Electric potential difference is often just called voltage. It plays a significant role in electronics. Voltage is simply a change in electric potential. It can be thought of as the work it would take to move a +1C test charge between two points.

## $$ \Delta V = V_{f} - V_{i}$$ $$ \Delta V = \frac{k_{e}q}{r_{f}} - \frac{k_{e}q}{r_{i}}$$

\(\Delta V\) = electric potential difference, voltage [V, volts, J/C]

\(V_f\) = final voltage [V, volts]

\(V_i\) = initial voltage [V, volts]

A voltage applied to a wire will cause the electrons to flow, possibly doing something useful.
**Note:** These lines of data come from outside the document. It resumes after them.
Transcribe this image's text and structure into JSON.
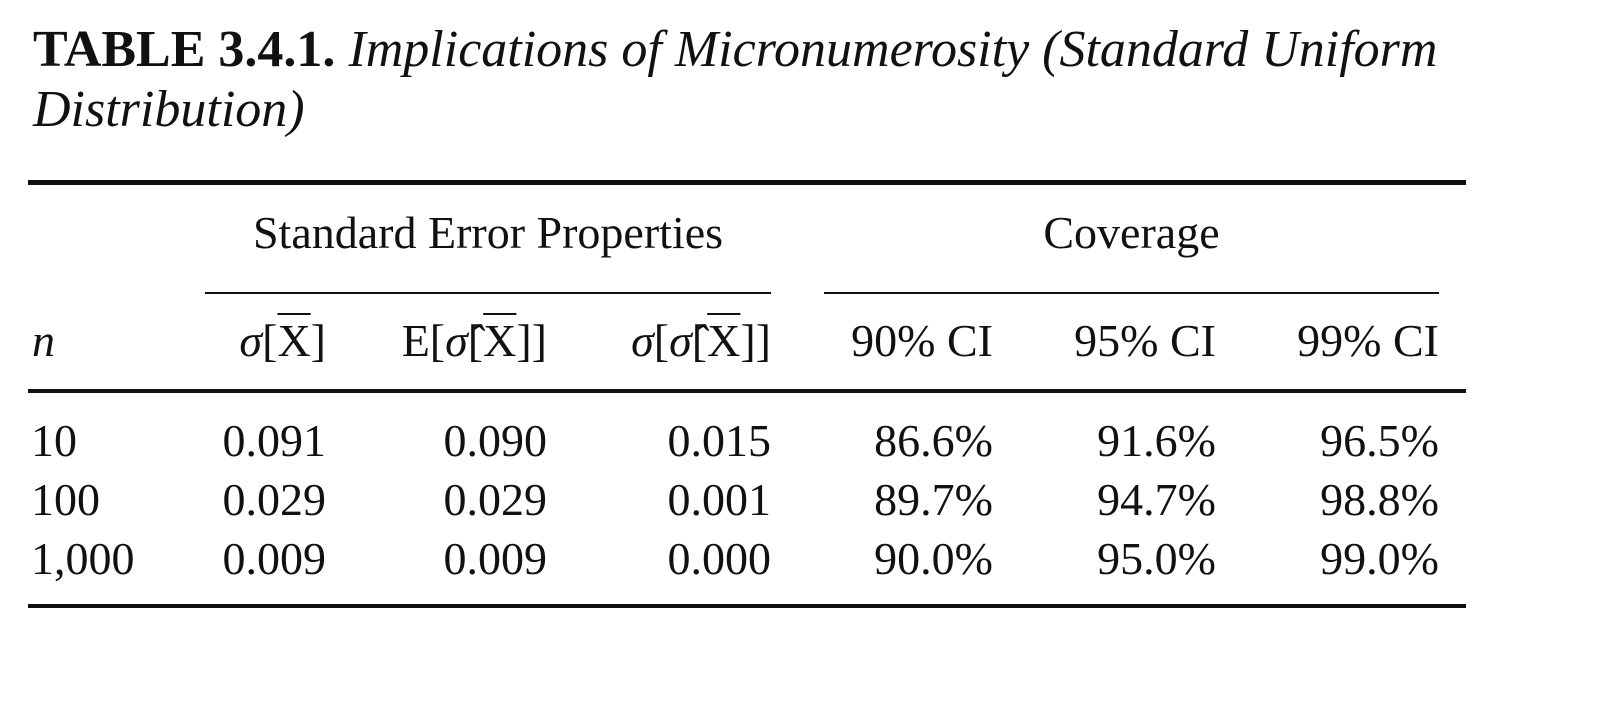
{
  "caption": {
    "label": "TABLE 3.4.1.",
    "description": "Implications of Micronumerosity (Standard Uniform Distribution)"
  },
  "table": {
    "group_headers": [
      "Standard Error Properties",
      "Coverage"
    ],
    "columns": {
      "n": "n",
      "se_sigma": {
        "sigma": "σ",
        "open": "[",
        "xbar": "X",
        "close": "]"
      },
      "se_expect": {
        "E": "E[",
        "sigma_hat": "σ̂",
        "open": "[",
        "xbar": "X",
        "close": "]]"
      },
      "se_sd": {
        "sigma": "σ",
        "open": "[",
        "sigma_hat": "σ̂",
        "open2": "[",
        "xbar": "X",
        "close": "]]"
      },
      "ci90": "90% CI",
      "ci95": "95% CI",
      "ci99": "99% CI"
    },
    "rows": [
      {
        "n": "10",
        "sigma_xbar": "0.091",
        "e_sigma_hat": "0.090",
        "sigma_sigma_hat": "0.015",
        "ci90": "86.6%",
        "ci95": "91.6%",
        "ci99": "96.5%"
      },
      {
        "n": "100",
        "sigma_xbar": "0.029",
        "e_sigma_hat": "0.029",
        "sigma_sigma_hat": "0.001",
        "ci90": "89.7%",
        "ci95": "94.7%",
        "ci99": "98.8%"
      },
      {
        "n": "1,000",
        "sigma_xbar": "0.009",
        "e_sigma_hat": "0.009",
        "sigma_sigma_hat": "0.000",
        "ci90": "90.0%",
        "ci95": "95.0%",
        "ci99": "99.0%"
      }
    ]
  }
}
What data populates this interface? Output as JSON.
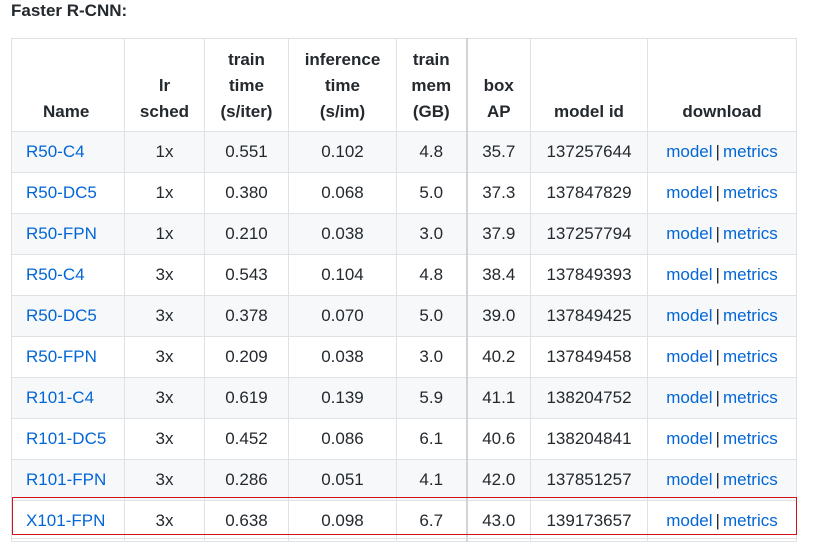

Voltage increases can be produced by: batteries and electrical sockets.

Voltage drops can be caused by: resistors, processors, lights, motors, speakers.

**Example:**What is the electric potential difference between 1 m and 4 m away from a 2 C charge?

## solution

$$ V = \frac{k_{e}q}{r} $$$$\Delta V = V_{f} - V_{i} $$ $$\Delta V = \frac{k_{e}2}{1} - \frac{k_{e}2}{4} $$ $$\Delta V = k_{e} \left(\frac{2}{1} - \frac{2}{4} \right) $$ $$\Delta V = 1.5k_{e} $$ $$\Delta V = 1.348 \times 10^{10} \, \mathrm{volts} $$